Over the years, the “Gasket” business has continued to grow not only in customers and reputation but also in inventory. In 1989, we purchased the inventory of “Gasket King” which included 9,238 head gaskets, all 1950 and older. This was the end of the Fitzgerald gasket Co. inventory. Since then we have bought all or partial inventories from many dealers including: Gasket City, Rattle Run, Don Williams, Ken Bledso, Egge Machine, Vintage Auto, Easy Jack and many others. In 2009, a few friends and I drove 9300 miles across the country tracking down inventories and attending the major swap meets at Carlisle, Oklahoma and Hershey, Pennsylvania. Over the years, “NOS” or new old stock has started drying up, however, the future is in “NPC” or new production copper.

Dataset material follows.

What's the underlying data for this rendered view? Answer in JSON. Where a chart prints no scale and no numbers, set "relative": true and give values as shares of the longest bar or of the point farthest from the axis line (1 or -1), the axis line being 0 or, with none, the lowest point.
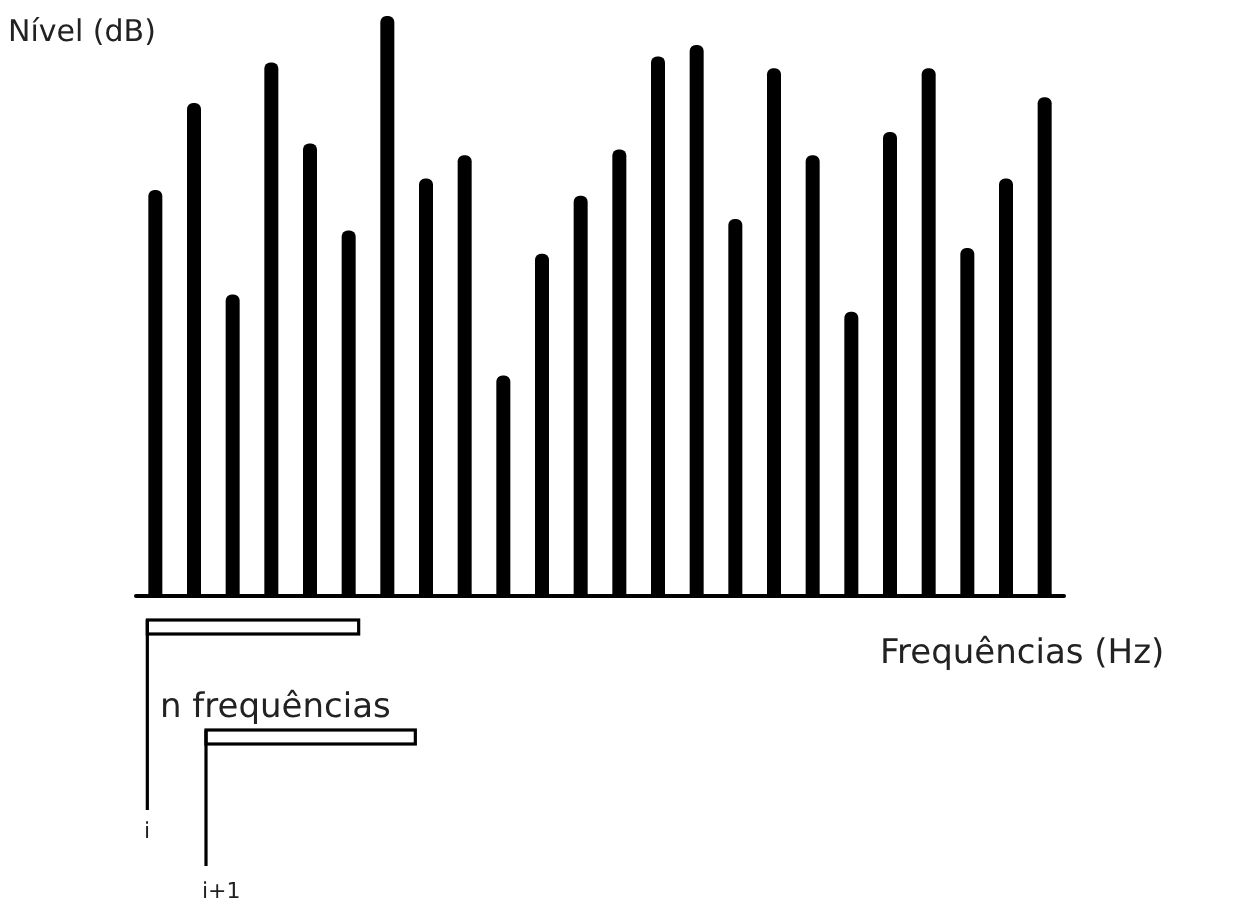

In 1992, I gave up my day job as a high school math teacher in order to invest more time in gaskets. Since then we have seen growth in the business every year. We currently have three hand cutting gasket tables, a large warehouse and shop building which are all dedicated to the antique hobby. Due to our current inventory of NOS, NPC, new cork and paper products and the hand cutting service, we are able to say “Yes” to ninety nine percent of all the inquiries. We now have a dealer network and have worked with several national clubs on projects putting gaskets back into production.